I think you need to be careful with your comments about online education. The main incentive for schools to offer online courses at the undergrad level (and for some graduate programs) is that it is a cash cow: expenses are very low once the online materials are available. On the other hand, PhD programs are cost centers. The biggest cost is faculty time. Advisor(s) spend a lot of time with PhD students, discussing papers, research design and strategies, preparing presentations and workshops, etc. Based on my own experience, e-mail can be fine sometimes, but person-to-person meetings are much more productive. And anyway, most of what I learned here I got from going to workshops and seminars and interacting with other students and faculty members. I believe implementing this in an online context would be awfully hard.
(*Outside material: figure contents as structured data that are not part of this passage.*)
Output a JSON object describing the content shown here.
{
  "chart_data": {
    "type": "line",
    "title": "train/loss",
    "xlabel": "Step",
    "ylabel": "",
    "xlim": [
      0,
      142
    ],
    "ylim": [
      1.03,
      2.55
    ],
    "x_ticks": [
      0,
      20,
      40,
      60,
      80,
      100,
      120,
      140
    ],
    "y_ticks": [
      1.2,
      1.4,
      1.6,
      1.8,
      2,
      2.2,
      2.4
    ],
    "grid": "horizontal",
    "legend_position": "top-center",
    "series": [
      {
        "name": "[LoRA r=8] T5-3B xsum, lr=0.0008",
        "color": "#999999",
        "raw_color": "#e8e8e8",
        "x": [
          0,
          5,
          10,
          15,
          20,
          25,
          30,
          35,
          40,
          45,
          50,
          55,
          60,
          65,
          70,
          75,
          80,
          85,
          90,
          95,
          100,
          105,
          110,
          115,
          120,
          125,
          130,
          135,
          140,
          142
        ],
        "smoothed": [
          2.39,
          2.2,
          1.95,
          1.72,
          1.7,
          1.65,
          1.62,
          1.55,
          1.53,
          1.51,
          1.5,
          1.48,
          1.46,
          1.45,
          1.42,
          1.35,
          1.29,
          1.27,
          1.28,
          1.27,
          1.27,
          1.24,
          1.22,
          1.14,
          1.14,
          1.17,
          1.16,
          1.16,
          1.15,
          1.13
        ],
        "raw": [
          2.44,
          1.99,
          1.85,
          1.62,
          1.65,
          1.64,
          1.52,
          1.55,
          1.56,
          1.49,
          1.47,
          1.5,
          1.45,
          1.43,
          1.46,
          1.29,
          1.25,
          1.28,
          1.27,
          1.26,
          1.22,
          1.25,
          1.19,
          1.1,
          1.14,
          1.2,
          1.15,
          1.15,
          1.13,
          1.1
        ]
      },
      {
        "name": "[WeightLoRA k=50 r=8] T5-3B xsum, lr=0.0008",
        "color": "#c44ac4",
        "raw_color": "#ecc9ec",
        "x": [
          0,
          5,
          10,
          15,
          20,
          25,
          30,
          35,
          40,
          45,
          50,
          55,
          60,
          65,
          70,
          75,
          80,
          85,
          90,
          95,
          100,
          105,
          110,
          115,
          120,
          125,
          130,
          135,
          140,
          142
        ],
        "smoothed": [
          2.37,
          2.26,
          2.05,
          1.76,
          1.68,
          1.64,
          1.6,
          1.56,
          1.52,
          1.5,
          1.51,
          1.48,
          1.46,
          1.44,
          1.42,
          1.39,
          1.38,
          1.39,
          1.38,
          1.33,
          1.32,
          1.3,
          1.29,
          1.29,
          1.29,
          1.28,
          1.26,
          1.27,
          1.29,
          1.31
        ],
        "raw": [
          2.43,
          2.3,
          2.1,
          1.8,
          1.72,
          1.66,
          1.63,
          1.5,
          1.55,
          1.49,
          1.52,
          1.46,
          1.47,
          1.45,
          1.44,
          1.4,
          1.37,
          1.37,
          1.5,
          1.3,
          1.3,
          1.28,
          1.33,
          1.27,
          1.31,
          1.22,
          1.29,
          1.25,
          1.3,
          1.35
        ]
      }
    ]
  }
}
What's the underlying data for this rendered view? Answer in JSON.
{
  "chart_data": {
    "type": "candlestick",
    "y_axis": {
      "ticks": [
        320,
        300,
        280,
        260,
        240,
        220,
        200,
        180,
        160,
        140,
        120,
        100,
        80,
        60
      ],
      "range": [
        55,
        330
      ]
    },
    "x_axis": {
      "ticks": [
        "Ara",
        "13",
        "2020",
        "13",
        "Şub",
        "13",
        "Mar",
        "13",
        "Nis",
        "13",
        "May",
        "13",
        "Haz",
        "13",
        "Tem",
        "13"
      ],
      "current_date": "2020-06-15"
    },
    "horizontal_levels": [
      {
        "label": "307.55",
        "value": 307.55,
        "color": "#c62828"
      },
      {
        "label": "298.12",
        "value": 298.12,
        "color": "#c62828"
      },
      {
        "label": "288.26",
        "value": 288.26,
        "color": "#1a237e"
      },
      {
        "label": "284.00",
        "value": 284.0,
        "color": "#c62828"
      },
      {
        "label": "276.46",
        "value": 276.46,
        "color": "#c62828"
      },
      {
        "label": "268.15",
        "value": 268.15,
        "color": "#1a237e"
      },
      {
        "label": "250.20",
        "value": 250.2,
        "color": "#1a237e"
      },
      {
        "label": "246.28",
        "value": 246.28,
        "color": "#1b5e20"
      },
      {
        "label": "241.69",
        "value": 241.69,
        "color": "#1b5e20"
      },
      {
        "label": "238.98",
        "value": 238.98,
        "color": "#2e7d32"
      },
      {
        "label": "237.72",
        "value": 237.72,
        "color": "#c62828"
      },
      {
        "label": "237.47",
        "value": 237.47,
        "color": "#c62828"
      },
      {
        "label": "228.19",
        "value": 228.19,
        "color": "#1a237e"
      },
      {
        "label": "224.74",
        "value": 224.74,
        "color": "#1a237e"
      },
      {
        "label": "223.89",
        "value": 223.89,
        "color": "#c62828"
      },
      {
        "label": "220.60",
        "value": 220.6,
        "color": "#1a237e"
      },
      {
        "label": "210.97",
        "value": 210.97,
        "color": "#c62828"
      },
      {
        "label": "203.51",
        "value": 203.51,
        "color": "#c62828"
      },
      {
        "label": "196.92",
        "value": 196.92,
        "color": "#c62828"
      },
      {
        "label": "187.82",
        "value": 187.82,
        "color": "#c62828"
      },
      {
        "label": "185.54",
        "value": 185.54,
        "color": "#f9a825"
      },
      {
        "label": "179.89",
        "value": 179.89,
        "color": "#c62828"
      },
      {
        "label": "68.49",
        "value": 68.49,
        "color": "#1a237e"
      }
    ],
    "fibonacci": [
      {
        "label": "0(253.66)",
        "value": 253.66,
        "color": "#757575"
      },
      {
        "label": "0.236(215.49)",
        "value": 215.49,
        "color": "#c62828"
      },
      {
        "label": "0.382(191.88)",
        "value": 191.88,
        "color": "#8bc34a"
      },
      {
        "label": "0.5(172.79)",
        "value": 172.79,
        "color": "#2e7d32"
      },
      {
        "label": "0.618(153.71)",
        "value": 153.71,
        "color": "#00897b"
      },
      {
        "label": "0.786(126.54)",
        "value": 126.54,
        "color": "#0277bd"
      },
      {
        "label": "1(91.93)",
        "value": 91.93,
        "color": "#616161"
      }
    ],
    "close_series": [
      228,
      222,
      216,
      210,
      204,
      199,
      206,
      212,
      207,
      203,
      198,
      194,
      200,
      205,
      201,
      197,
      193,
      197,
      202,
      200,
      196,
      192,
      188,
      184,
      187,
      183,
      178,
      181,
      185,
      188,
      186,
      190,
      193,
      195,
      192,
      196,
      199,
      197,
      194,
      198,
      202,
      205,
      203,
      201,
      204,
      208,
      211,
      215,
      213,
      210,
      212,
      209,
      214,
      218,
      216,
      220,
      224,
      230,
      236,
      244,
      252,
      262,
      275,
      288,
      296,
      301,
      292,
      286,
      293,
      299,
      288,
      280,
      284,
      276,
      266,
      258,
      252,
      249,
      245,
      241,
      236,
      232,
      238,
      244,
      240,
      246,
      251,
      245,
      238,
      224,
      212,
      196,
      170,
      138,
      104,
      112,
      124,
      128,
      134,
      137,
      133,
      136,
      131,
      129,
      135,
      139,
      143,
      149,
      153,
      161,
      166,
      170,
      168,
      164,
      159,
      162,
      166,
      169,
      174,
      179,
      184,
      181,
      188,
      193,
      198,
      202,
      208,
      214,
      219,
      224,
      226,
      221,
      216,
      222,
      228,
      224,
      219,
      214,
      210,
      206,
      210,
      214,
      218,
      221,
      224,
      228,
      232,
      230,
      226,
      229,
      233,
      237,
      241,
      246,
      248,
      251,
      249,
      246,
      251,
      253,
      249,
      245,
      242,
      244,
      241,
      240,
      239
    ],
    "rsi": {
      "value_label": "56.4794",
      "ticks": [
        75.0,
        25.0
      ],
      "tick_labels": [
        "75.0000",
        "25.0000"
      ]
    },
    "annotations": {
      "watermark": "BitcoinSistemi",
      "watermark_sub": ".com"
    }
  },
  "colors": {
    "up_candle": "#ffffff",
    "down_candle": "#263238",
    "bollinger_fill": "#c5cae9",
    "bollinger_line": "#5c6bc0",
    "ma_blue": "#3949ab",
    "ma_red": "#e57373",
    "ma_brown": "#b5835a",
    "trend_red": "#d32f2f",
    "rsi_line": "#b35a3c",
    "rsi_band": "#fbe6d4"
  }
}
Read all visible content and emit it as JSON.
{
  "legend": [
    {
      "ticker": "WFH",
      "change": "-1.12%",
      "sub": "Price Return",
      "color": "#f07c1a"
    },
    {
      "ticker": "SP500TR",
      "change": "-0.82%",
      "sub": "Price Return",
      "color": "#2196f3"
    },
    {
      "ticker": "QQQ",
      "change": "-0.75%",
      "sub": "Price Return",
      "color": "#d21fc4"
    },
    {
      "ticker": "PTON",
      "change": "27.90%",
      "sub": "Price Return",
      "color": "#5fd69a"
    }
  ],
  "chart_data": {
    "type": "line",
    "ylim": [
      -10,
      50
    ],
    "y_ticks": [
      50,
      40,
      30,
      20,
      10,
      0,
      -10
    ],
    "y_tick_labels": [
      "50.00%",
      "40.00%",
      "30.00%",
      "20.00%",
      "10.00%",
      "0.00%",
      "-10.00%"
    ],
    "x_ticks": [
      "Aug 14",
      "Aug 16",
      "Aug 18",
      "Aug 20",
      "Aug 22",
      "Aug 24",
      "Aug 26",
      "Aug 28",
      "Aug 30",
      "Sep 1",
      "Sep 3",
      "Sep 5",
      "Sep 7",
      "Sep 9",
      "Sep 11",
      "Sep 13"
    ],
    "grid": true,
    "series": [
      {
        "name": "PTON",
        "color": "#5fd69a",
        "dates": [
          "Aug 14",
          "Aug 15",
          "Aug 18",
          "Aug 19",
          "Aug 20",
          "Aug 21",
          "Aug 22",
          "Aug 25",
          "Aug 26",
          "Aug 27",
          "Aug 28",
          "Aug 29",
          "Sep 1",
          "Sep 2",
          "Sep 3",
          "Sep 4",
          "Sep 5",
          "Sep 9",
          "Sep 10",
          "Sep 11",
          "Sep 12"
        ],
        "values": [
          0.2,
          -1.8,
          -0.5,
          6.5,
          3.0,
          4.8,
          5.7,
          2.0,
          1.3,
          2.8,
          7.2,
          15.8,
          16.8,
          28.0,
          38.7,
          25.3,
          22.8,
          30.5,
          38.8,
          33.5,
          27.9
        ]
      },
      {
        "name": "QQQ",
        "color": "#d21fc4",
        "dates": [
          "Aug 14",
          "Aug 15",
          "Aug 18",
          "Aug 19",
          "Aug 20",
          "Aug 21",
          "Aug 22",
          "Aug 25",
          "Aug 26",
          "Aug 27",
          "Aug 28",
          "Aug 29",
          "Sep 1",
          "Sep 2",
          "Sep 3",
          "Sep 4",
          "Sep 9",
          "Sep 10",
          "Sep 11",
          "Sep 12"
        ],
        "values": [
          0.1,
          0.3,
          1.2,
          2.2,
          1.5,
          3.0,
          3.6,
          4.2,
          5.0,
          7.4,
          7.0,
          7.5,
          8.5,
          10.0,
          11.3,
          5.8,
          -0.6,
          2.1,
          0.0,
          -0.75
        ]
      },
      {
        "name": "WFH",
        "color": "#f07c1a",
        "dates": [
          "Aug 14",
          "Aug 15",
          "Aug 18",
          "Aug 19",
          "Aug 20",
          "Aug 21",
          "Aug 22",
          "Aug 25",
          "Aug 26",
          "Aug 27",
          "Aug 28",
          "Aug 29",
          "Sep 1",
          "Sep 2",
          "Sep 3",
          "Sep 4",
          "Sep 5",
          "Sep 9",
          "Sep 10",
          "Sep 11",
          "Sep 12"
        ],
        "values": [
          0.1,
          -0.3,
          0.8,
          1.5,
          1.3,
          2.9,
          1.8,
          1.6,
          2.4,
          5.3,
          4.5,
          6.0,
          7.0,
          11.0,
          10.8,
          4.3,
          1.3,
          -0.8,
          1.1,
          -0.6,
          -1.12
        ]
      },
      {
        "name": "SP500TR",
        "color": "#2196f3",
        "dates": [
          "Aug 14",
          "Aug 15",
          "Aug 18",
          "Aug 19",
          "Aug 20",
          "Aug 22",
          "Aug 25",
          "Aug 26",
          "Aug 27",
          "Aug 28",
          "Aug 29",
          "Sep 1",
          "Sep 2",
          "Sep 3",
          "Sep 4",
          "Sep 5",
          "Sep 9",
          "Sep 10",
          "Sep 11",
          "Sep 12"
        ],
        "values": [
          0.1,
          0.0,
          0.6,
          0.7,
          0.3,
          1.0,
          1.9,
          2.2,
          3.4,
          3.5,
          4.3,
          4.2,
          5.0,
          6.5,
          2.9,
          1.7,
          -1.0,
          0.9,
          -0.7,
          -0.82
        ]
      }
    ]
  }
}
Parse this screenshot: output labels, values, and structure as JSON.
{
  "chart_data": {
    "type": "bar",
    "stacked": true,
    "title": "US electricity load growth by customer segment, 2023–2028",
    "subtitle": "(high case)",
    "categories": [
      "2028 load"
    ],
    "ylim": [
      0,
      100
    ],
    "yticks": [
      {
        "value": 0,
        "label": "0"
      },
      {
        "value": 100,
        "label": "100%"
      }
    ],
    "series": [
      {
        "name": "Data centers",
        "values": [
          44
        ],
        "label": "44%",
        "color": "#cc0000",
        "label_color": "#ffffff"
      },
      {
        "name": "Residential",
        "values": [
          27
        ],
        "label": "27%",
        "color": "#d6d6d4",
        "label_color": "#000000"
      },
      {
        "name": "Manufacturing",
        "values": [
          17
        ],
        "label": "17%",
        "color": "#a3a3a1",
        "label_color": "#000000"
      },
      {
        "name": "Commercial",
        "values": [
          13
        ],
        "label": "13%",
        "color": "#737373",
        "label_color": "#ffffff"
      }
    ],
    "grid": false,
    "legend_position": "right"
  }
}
If you're a school, the main benefit (the only benefit?) of having a PhD program is that you get graduates who put your name in their resumes, and then people in academia recognize your school as good, which means that some of them might be willing to come teach at your school at some point. Thus "research recognition" is the catch phrase. I think most schools would agree that the most effective way to prepare someone to do good research is in-class, on-campus, and not online. I could be wrong, but I don't think that this is an "early adopter" issue here.
Finally, you're absolutely right that there is a shortage of PhDs coming through traditional channels. However as few schools hire their own graduates right after graduation, a school's answer to its own lack of labor supply is not to open the floodgates, but rather it is to hope that some other reputable school will do it (so that they can hire _that_ school's graduates). The current shortage of PhDs in b-schools is not caused by the number of applications to full-time, on-campus PhD programs. I'd argue that it is due to a combination of 4 factors: 1) the (aggregate) size of PhD programs is too small because schools don't make money out of it (as opposed to MBA programs), 2) b-school PhDs have lucrative outside options in investment banking and the like, 3) current b-school professors are getting older so a greater number of positions are vacated due to retirement than there are new PhD graduates to fill them, and 4) going to college is more popular than ever and b-schools are more popular than ever (my own very subjective assessment, I have no stats to prove this).
I think the AACSB had a report on the shortage of faculty members in b-schools and recommended increasing the size of PhD programs to mitigate the shortage. However, I don't think online education was part of the equation, for reasons mentioned above.
So there you go. In your own situation, I think the first step is to ask yourself what type of position you'd like to hold, and then look at school websites for the "typical" path to get there. The shortage of PhDs has been there for a while now, and I don't know of a single school that has started to hire online PhDs to mitigate the shortage. I don't foresee that happening soon either.